Tidak ada jawaban karena Teo kini sudah memejamkan matanya dan menangis sambil terisak pelan. Jika memang ini waktunya untuk mati ia mungkin sudah siap, meski tubuhnya mulai menggigil begitu membayangkan apa yang akan Varel lakukan selanjutnya kepadanya. Teo sangat takut namun tidak bisa melawan.

"Hiks..."

"Satu hal yang selalu lo cegah dari dulu sekarang bisa gue lakuin kapan pun gue mau." Varel tidak menghiraukan tangisan itu sama sekali. Tangannya turun membuka bajunya, Teo masih mencoba sebisa mungkin menahan tangan itu agar tidak menyentuhnya meski percuma. Tangan pria itu berhasil masuk ke dalam celananya dan bahkan nyentuh milik Teo.

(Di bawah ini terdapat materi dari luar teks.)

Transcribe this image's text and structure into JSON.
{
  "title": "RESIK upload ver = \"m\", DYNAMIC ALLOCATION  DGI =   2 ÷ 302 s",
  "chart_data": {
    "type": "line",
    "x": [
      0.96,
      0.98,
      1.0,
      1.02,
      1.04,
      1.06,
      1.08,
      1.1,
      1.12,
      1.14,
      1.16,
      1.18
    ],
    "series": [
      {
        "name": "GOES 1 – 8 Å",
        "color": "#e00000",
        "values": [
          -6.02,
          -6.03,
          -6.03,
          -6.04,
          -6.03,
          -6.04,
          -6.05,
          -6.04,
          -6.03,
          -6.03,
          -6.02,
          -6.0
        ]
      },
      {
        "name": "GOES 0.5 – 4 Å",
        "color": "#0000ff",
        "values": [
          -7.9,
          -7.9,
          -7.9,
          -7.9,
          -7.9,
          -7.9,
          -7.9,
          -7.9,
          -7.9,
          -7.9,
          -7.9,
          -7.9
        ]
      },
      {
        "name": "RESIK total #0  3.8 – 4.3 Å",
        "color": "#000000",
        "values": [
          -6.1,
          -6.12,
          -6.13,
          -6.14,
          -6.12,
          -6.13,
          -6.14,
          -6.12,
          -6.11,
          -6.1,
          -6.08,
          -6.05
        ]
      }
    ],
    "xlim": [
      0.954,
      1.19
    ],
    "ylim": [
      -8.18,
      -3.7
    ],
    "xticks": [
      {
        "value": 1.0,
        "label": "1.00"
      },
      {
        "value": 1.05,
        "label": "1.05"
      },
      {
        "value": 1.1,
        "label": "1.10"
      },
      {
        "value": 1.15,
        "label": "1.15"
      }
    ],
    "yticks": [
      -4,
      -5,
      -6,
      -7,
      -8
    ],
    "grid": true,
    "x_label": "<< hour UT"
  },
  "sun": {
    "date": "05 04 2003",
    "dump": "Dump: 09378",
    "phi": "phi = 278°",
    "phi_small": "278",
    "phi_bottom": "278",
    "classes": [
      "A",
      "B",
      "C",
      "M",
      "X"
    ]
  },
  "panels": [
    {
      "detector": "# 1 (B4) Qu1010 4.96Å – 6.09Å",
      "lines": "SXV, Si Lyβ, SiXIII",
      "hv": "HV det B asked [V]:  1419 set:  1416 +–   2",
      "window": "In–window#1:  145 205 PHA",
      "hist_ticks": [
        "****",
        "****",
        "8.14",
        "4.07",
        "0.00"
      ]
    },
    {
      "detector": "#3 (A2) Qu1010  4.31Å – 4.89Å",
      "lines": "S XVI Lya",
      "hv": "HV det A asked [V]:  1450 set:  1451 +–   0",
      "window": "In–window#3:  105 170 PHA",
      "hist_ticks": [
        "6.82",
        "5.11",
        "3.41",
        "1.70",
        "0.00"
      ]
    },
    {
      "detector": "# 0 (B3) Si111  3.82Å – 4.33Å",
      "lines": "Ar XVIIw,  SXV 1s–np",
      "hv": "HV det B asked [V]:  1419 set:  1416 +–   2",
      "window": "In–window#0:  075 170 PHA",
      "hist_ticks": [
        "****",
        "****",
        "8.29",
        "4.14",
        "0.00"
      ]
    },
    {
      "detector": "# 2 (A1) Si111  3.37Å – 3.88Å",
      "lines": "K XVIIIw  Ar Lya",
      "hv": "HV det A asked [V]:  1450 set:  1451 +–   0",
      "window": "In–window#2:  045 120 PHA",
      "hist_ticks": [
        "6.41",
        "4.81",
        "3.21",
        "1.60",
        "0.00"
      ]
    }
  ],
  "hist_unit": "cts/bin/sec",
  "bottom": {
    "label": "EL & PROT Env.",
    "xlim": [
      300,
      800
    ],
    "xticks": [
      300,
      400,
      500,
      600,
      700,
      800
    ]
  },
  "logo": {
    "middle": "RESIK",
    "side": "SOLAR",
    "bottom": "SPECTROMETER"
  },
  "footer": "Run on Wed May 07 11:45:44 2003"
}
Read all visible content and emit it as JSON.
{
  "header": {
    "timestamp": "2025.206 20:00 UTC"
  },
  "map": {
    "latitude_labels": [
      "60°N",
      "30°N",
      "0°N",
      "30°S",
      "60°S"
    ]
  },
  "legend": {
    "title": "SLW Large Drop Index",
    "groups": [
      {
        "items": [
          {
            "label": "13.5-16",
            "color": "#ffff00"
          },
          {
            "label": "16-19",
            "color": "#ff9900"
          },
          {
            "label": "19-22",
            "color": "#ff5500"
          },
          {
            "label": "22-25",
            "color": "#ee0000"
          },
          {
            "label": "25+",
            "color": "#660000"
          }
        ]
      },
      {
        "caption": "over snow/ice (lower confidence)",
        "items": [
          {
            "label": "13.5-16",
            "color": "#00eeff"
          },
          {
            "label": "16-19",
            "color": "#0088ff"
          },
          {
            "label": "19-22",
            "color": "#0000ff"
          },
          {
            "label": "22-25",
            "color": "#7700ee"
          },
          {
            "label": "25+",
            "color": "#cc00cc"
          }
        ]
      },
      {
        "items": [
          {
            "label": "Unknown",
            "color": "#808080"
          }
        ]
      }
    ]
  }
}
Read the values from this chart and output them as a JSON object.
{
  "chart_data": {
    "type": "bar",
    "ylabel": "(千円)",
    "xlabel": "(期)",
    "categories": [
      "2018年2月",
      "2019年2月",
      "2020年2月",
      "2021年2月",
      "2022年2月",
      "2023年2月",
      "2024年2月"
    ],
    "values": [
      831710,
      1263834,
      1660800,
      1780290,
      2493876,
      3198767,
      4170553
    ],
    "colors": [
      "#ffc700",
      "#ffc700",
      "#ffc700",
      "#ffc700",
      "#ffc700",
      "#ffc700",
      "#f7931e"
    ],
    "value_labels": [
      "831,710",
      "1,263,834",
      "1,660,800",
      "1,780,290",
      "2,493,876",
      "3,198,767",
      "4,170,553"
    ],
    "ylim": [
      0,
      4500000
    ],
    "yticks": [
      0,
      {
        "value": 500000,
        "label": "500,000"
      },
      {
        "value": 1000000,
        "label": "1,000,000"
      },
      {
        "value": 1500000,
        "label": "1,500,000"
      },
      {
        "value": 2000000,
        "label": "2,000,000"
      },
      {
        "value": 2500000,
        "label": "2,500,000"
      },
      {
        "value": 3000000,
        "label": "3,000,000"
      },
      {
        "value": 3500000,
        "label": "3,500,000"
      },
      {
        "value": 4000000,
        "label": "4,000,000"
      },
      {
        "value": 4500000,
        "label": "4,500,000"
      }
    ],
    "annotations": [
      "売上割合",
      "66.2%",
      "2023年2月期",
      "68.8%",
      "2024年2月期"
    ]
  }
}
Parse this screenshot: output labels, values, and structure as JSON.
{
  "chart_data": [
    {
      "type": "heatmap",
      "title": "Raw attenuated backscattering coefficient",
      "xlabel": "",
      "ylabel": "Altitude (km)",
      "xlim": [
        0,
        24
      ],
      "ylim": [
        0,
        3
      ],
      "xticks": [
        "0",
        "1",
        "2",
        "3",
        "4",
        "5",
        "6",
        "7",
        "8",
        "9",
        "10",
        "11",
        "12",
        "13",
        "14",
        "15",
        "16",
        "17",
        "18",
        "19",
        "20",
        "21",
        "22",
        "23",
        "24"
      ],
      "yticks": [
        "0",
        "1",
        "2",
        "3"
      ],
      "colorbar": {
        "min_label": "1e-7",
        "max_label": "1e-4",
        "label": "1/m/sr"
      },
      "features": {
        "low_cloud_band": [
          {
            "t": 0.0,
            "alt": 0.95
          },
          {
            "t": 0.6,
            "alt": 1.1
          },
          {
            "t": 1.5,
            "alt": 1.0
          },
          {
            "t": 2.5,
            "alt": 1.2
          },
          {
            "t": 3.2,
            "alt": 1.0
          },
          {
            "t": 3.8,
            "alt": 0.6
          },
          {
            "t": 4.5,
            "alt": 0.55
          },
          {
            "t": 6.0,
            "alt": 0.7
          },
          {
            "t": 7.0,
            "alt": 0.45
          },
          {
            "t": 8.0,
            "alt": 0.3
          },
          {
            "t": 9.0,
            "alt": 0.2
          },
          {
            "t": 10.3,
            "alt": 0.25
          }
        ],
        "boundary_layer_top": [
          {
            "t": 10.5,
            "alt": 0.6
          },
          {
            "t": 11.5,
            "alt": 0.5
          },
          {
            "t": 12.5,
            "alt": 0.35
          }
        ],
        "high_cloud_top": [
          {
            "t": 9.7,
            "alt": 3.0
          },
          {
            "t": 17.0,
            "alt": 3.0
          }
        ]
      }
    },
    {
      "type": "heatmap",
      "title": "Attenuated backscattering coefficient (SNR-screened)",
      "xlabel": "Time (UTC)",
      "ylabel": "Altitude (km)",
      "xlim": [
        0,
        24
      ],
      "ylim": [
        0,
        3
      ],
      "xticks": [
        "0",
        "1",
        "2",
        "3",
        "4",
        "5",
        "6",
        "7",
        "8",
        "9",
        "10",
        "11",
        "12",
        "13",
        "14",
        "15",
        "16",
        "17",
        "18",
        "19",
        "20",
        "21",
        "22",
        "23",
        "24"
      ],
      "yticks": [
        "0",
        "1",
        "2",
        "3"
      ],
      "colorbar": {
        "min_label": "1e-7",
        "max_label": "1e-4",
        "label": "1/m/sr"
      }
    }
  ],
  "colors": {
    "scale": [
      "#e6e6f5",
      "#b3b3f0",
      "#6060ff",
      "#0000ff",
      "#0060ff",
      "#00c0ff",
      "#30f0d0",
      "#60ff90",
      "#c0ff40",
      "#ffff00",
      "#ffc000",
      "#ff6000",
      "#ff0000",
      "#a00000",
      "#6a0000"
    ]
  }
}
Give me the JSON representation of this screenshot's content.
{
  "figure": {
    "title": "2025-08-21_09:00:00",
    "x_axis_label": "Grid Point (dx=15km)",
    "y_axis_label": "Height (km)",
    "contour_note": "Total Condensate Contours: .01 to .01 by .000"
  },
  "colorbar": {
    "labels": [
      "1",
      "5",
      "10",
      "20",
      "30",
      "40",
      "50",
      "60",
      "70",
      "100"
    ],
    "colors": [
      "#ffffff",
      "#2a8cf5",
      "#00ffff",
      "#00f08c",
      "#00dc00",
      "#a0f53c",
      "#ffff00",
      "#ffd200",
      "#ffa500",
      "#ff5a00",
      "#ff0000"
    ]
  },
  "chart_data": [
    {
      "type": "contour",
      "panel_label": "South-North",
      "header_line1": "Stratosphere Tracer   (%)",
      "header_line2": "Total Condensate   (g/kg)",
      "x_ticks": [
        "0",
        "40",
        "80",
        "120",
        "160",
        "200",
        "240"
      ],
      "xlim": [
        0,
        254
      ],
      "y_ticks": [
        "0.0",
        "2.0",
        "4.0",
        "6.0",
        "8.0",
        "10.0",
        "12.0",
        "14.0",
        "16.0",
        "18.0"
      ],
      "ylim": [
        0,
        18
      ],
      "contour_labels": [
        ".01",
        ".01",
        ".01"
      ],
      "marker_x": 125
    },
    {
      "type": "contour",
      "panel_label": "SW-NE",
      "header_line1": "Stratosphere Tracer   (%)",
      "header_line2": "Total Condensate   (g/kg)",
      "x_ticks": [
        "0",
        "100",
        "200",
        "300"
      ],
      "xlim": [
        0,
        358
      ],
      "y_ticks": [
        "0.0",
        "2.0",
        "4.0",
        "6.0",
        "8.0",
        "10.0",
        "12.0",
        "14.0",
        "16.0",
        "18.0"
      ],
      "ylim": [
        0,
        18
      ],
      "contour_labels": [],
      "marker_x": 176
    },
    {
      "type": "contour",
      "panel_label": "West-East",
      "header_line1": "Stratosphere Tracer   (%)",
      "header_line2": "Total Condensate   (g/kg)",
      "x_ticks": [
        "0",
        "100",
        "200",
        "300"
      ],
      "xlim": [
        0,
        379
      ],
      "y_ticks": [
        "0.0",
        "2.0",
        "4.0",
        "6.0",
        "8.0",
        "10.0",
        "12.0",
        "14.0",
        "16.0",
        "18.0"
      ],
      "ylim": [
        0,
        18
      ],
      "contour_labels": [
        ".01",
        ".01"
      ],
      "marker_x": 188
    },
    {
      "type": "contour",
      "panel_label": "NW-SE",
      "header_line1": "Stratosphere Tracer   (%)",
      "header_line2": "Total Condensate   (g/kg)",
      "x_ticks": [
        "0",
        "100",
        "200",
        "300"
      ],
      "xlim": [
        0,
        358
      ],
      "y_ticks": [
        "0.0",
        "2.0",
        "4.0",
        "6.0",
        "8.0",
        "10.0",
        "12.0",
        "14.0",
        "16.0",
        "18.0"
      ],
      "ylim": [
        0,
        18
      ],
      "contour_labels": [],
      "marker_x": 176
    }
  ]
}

Varel mendekat ke telinga Teo. "Bukannya lo gak mau gue sentuh ini, hm?" Tangannya langsung meremat kuat milik Teo sampai si empunya meringis pelan.

"Please stop..."

"Bahkan meski dulu lo udah setuju buat tunduk di bawah gue, lo tetep gak ngebiarin gue buat sentuh lo."

"Varel tolong---"

"Kali ini permohonan lo gak akan berlaku lagi, Teo." Varel memotong lebih dulu dengan nada yang dingin. "Semuanya udah berubah."